Last week, my colleague Annie Holmquist touched on the controversy surrounding the 2017 World Chess Champions, and the decision of the host nation, Iran, to require women to wear the hijab.

At least one U.S. champion, Nazi Paikidze-Barnes, has called Iran’s request “absolutely unacceptable” and is threatening to boycott the championship.

Are the Iranians out of bounds by asking female visitors to wear the Hijab? Many people will reflexively say, Of course they are. But there is an old saying: “When in Rome, do as the Romans.” And is covering one’s head with cloth really an onerous request?

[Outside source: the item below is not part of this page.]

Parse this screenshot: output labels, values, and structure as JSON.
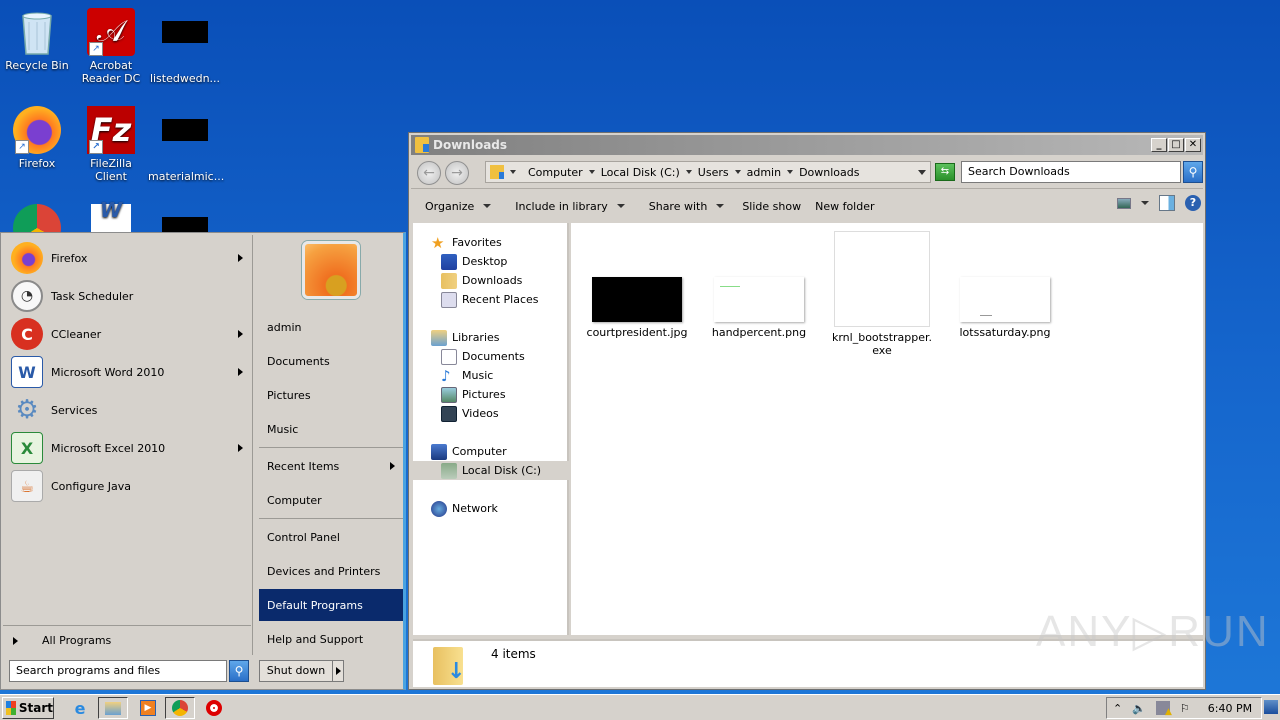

The backlash seems to be the result of what the hijab represents. It’s a symbol of Sharia Law. Islamic clerics have used the law to defend wife beating, “temporary marriage,” child marriage, and other practices that subjugate women. Women who live under Sharia Law and don’t wear the proper clothing can face stoning, mutilation, and other punishments carried out by religious vigilantes. Because of this, it’s no surprise that many people in our culture, which prides itself on female empowerment, balk at the notion of forcing women to wear a hijab.

What’s interesting, however, is that hijab has also become a positive symbol. It represents diversity and multiculturalism.

Earlier this year, a movement was afoot to have an American athlete who is Muslim carry the U.S. flag at the Olympic Games simply because she chose to wear the hijab beneath her fencing gear. Media ran articles celebrating the hijab’s beauty; some countries actually are running commercials celebrating the hijab’s “beauty and difference.” There is a hashtag on Twitter celebrating the hijab: #HijabToMe. Even Playboy, a brand made famous by featuring women without clothes, is getting in on the hijab action.

Many Muslim women embrace the hijab, claiming it’s about modesty and empowerment, not oppression. (Women living under Sharia Law, of course, might not feel free to claim otherwise.)

But Muslim perspectives aside, there seems to be some cultural confusion in the West on what the hijab represents.

If the hijab is a symbol of oppression, why are we celebrating it? If it’s not a symbol of oppression, why are we offended by a nation in the Middle East asking women to cover their heads in accordance with local custom?